Bayburt ve Bayburtlular için büyük imtihan! 

Serin bir sonbahar ’da karşıladı Bayburt bizleri. İstanbul kalabalık, Ankara resmi, Bayburt sahipsizdi.

Tarihi yapıların kalkındırılması çerçevesinde incelemelerde bulunmak üzere şehrimize gelen İnşaat Mühendisi Sinem Ayaz Hanımefendi’ye bizler eşlik ettik. Gurbette hasret çektikleri Bayburt’la, karşılaştıkları Bayburt’u sorduk kendilerine. Yüzünü saran hayret sonrası “insanı sıcak, samimi, memleket sahipsiz” diyordu Sinem Hanım.

Haklı!

Cumhuriyet’in kuruluşunu temsilen yapılmış saat kulesi de sahipsizdi. Diğer tarihi eserler ve insanlarımız gibi. Osmanlının birçok mimarisi yıkılmamak için direniyor!

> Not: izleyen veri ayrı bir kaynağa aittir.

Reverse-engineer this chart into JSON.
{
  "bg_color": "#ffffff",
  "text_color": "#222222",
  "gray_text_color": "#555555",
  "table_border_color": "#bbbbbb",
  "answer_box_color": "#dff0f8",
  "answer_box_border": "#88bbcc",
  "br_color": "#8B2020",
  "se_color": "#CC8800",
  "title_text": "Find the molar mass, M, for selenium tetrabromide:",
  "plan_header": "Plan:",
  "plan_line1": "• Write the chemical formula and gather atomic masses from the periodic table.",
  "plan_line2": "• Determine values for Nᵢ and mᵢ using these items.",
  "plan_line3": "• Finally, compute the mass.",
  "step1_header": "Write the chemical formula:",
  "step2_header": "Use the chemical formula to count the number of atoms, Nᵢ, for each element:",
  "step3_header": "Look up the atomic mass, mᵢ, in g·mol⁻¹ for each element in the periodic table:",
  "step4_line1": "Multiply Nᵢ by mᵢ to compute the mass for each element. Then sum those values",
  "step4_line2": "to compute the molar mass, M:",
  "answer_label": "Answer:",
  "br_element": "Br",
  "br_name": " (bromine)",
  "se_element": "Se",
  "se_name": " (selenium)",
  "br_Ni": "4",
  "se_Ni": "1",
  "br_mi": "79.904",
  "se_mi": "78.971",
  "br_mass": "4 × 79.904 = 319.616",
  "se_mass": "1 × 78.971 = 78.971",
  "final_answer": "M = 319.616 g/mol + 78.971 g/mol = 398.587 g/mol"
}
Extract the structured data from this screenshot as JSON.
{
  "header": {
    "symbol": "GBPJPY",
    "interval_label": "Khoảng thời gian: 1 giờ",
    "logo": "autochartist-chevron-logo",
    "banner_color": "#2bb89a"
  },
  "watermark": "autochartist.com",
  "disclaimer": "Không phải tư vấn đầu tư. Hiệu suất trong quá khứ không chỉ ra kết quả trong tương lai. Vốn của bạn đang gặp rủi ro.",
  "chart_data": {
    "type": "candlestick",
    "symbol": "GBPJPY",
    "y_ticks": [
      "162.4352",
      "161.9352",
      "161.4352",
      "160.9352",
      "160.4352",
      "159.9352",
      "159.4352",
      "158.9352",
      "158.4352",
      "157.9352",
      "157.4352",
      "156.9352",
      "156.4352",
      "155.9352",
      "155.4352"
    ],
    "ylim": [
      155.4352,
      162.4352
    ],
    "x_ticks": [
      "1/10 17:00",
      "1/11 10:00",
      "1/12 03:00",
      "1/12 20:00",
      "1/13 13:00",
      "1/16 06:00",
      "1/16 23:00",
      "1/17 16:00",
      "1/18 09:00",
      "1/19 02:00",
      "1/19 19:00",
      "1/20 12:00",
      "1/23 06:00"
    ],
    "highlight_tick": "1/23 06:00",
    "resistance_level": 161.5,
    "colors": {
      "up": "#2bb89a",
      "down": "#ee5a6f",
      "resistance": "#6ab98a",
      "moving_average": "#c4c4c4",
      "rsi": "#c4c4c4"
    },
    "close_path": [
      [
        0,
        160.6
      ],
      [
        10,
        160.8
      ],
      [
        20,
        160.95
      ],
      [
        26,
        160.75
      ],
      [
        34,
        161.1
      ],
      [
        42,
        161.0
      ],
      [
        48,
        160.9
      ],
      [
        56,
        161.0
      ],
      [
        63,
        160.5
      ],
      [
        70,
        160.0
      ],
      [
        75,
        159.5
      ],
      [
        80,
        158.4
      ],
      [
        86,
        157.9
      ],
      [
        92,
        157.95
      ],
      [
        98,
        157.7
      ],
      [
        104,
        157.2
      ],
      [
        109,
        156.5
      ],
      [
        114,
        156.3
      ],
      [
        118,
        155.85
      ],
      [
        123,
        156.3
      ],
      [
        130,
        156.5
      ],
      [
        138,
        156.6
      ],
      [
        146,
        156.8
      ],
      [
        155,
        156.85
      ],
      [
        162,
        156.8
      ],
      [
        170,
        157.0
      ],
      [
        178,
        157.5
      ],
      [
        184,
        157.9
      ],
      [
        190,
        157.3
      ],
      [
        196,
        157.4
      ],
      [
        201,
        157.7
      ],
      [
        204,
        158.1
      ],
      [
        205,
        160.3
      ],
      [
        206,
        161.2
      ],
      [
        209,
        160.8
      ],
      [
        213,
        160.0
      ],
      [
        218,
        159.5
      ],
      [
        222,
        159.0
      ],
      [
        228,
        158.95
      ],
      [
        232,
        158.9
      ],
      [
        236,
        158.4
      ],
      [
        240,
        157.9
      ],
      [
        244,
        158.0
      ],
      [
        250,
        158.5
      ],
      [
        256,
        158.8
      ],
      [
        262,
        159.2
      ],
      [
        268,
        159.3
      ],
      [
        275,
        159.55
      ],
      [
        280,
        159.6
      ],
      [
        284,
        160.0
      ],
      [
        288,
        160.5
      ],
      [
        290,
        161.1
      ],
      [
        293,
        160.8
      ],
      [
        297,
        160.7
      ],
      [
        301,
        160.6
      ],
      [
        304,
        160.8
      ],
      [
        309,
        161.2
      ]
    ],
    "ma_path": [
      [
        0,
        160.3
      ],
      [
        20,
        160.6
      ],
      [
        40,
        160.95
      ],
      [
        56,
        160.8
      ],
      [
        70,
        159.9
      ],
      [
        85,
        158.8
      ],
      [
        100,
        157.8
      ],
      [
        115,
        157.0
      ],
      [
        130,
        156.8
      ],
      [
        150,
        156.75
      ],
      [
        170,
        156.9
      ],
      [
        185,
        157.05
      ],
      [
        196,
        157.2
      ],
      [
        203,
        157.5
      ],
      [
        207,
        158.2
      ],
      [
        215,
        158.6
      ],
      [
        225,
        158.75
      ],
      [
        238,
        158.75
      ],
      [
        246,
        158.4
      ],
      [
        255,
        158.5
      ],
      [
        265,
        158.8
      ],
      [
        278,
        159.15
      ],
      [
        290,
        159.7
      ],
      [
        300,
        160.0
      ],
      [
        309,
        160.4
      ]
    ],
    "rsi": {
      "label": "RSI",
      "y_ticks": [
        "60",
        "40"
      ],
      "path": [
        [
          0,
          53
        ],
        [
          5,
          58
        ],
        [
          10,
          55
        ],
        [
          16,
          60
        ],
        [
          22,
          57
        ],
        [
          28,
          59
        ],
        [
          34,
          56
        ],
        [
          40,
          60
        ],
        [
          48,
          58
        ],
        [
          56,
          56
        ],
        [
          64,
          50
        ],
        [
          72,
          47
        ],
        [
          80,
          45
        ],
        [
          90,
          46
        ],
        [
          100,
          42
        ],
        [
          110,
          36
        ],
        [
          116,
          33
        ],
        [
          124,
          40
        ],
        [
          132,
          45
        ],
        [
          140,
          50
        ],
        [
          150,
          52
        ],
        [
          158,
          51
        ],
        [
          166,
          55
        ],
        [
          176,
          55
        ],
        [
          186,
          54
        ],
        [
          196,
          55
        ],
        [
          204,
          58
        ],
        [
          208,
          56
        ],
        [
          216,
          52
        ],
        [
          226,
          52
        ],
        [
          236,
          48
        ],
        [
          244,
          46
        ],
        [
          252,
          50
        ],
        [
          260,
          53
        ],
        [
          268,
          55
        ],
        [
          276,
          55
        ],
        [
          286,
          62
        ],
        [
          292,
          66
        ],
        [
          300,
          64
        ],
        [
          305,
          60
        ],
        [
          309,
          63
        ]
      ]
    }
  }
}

Hamamlar, camiler, hanlar… Yaşamak için direnen halkımız gibi! Belki Sinem Hanım ses getirir diye umuyorum. Alt yapı çalışmalarıyla şehir çamurdan geçilmiyor, belediye reisi Mete Memiş Beyefendi’nin söylemleriyle “2015 Ekim sonrasında Bayburt bir daha kazılmayacak!” avunuyordu ahali. İnşa’allah diyelim.

Her geçen gün kaderine terk edilen Türklerin Anadolu’da ilk yerleşkelerinden biri olan Bayburt, gün geçtikçe geçmişini arayarak yarınlara ilerliyordu. Hangi yarınlar? 

-Önüne geçilemeyen göç.
-İnsanlarımızı ötekileştirme.
-Belediyenin uyguladığı ağır vergiler.
-Plansız yapılanma 
-Rant vs.

Şehirde bitmek bilmeyen alt yapı çalışmalarıyla belediye gündemden düşmezken, siyasi parti yöneticileriyle kol kola gezen vali tepki çekiyordu! Girmiş olduğu her seçimde oyunu yükselten iktidarsa şehrin taleplerine kulak tıkamıştı, bürokratik noksanlığımız ve halkımızın tepkisizliği sayesinde sahipsiz bırakılan memleketim!

Vaatler, vaatler, vaatler…

Avrupa Konseyi Parlamenterler Meclisi tarafından “Yılın Müzesi ödülü”ne layık görülen Baksı Müzesiyle gündeme gelmiş, uzun müddet gündemde kalmıştı Bayburt.

Sonrasında Başbakanlık Basın Yayın Enformasyon Genel Müdürlüğü tarafından düzenlenen 29. Yerel Medya Yarışması’nda en iyi yerel haber sitesi dalında 3.lük ödülü alan Bayburt Postası'yla ulusal basında hatırlanmıştı yine. Taraftar gruplarının başarılı kareografi çalışmaları derken, ligde başarısız yoluna devam eden Bayburtspor Türkiye Kupasında Fenerbahçe’yle aynı gruba düşerek hatırlatmıştı Bayburt’u.

17 Aralık’ta Fenerbahçe’ye ev sahipliği yapacak olan memleketim buna hazır mı? Şehir merkezinde bırakın araçları insanların yürümesi bile zor durumda. Alt yapı ve şehir olarak hazır değil maalesef ki. Ahali umutsuzca “belki yetişir” diyor. Belki de…

Fenerbahçe’nin Bayburt’a gelecek olması demek 75 milyonun Bayburt’u tanıması demek. Şimdi tüm Bayburtlular olarak birlik zamanı, siyasi ihtiraslardan sıyrılarak, sporu siyasete alet etmeyerek!

Cumhuriyetimizin sembolü olan saat kulesi dökülen taşlarıyla hazır, şehir kırık dökük kazınmış yollarıyla, ahaliyse umut biriken gözleriyle…

Şehir halkı olarak sonuç ne olursa olsun Fenerbahçe’ye sahip çıkmak, Bayburtluya yakışır şekilde karşılamak ve ağırlamaktır bizlere yakışan.

“Reklamın iyisi kötüsü olmaz” derler. Bundan büyükte reklam olmaz derim!